In a recent article, published in the British Medical Journal, researchers from Warwick University concluded that existing solutions using the stand-alone approach were “not ready for routine use in clinical practice based on existing published evidence”. In particular, they cited concerns with study bias and the fact that stand-alone AI still underperforms against single radiologists in realistic settings.
At the same time, women surveyed in the Netherlands voiced concerns about the fully independent use of AI-based diagnostics in screening mammography without involvement of a radiologist. Almost 78% said they didn’t support its use, and that it is too premature to leave the interpretation of screening mammograms completely up to independently operating AI algorithms.
Vara’s decision referral specifically combines the strengths of both radiologists and AI by taking a case-by-case approach to assessing the mammograms. Where the AI is not confident enough, it refers the decision to radiologists. This also creates potential to save workload.
Comparing screening approaches
The latest study was a collaboration between breast radiologists Dr. Lale Umutlu of the Essen University Hospital, Dr. Katja Pinker of Memorial Sloan Kettering Cancer Center, and researchers from Vara, led by Machine Learning Director, Dr. Christian Leibig.
A total of 104,518 mammograms from between 2007 and 2020, including 4,463 screen-detected cancers from eight screening units participating in Germany’s national mammography screening program were used to evaluate the algorithm’s performance. Mammograms from six screening units were used as an internal test set, while data from two further screening units were used as an external test set.

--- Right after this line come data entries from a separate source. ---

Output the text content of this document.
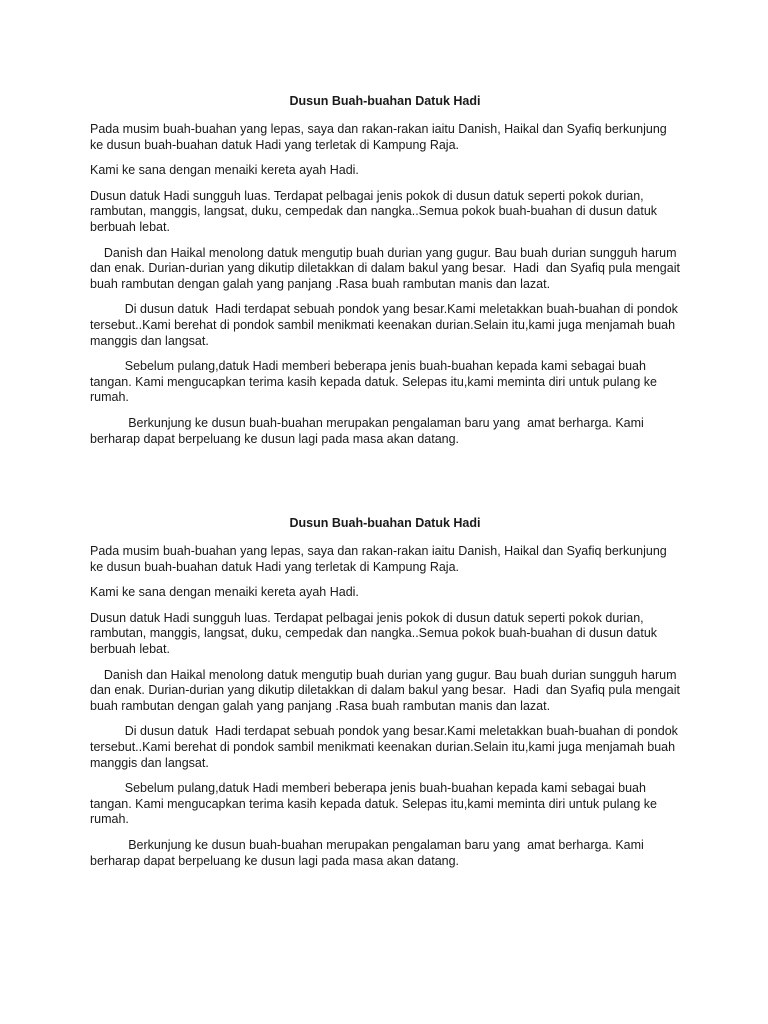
Dusun Buah-buahan Datuk Hadi
Pada musim buah-buahan yang lepas, saya dan rakan-rakan iaitu Danish, Haikal dan Syafiq berkunjung ke dusun buah-buahan datuk Hadi yang terletak di Kampung Raja.
Kami ke sana dengan menaiki kereta ayah Hadi.
Dusun datuk Hadi sungguh luas. Terdapat pelbagai jenis pokok di dusun datuk seperti pokok durian, rambutan, manggis, langsat, duku, cempedak dan nangka..Semua pokok buah-buahan di dusun datuk berbuah lebat.
Danish dan Haikal menolong datuk mengutip buah durian yang gugur. Bau buah durian sungguh harum dan enak. Durian-durian yang dikutip diletakkan di dalam bakul yang besar.  Hadi  dan Syafiq pula mengait buah rambutan dengan galah yang panjang .Rasa buah rambutan manis dan lazat.
Di dusun datuk  Hadi terdapat sebuah pondok yang besar.Kami meletakkan buah-buahan di pondok tersebut..Kami berehat di pondok sambil menikmati keenakan durian.Selain itu,kami juga menjamah buah manggis dan langsat.
Sebelum pulang,datuk Hadi memberi beberapa jenis buah-buahan kepada kami sebagai buah tangan. Kami mengucapkan terima kasih kepada datuk. Selepas itu,kami meminta diri untuk pulang ke rumah.
Berkunjung ke dusun buah-buahan merupakan pengalaman baru yang  amat berharga. Kami berharap dapat berpeluang ke dusun lagi pada masa akan datang.
Dusun Buah-buahan Datuk Hadi
Pada musim buah-buahan yang lepas, saya dan rakan-rakan iaitu Danish, Haikal dan Syafiq berkunjung ke dusun buah-buahan datuk Hadi yang terletak di Kampung Raja.
Kami ke sana dengan menaiki kereta ayah Hadi.
Dusun datuk Hadi sungguh luas. Terdapat pelbagai jenis pokok di dusun datuk seperti pokok durian, rambutan, manggis, langsat, duku, cempedak dan nangka..Semua pokok buah-buahan di dusun datuk berbuah lebat.
Danish dan Haikal menolong datuk mengutip buah durian yang gugur. Bau buah durian sungguh harum dan enak. Durian-durian yang dikutip diletakkan di dalam bakul yang besar.  Hadi  dan Syafiq pula mengait buah rambutan dengan galah yang panjang .Rasa buah rambutan manis dan lazat.
Di dusun datuk  Hadi terdapat sebuah pondok yang besar.Kami meletakkan buah-buahan di pondok tersebut..Kami berehat di pondok sambil menikmati keenakan durian.Selain itu,kami juga menjamah buah manggis dan langsat.
Sebelum pulang,datuk Hadi memberi beberapa jenis buah-buahan kepada kami sebagai buah tangan. Kami mengucapkan terima kasih kepada datuk. Selepas itu,kami meminta diri untuk pulang ke rumah.
Berkunjung ke dusun buah-buahan merupakan pengalaman baru yang  amat berharga. Kami berharap dapat berpeluang ke dusun lagi pada masa akan datang.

The authors compared the performance of two distinct screening approaches for AI – a stand-alone AI approach, and the AI decision referral approach. The sensitivity and specificity of each approach was evaluated using the two sets, and compared to the average unaided radiologists’ real-world performance on the same mammograms.
The unaided radiologists achieved higher sensitivity and specificity across both sets compared to the stand-alone AI.
However, when using the decision referral approach, these scores surpassed those of the radiologists alone. In one example configuration, the approach improved radiologist sensitivity by 4.0 and 2.6 percentage points on the internal and external sets, respectively. With high accuracy, this approach allowed AI to independently perform normal triaging and cancer detection leading to over 60% of screening mammograms automatically triaged at this configuration.
The results from Leibig et al. aim to shift the dialogue away from stand-alone AI practices and towards using a collaborative approach to bring AI safely and effectively into clinical practice.
Professor Lale Umutlu said: “This study demonstrates and underlines that AI is not meant to replace human radiologists but can assist us to improve our diagnoses and in the long run – improve patient care.“
Professor Katja Pinker-Domenig said: “Just as in clinical practice, two (or more) readers are always better when it comes to reading mammograms. It’s both common and encouraged that radiologists seek counsel from their colleagues and the decision referral approach is simply an extension of this. We are encouraged to see that this study helps to show this method can improve results.”
Dr Christian Leibig said: “AI’s promise in clinical settings and beyond has always centred around improving efficiency and accounting for human error yet, as we’ve seen with various approaches taken to date, there is insufficient evidence that AI is able to achieve this on its own in realistic settings. The decision referral approach leverages both the strengths of the AI, and the strengths of the radiologist to make both better, even if either party is better on average. We’ve seen this in our work at Vara but it’s great to now have this approach validated by some of the world’s leading radiologists.”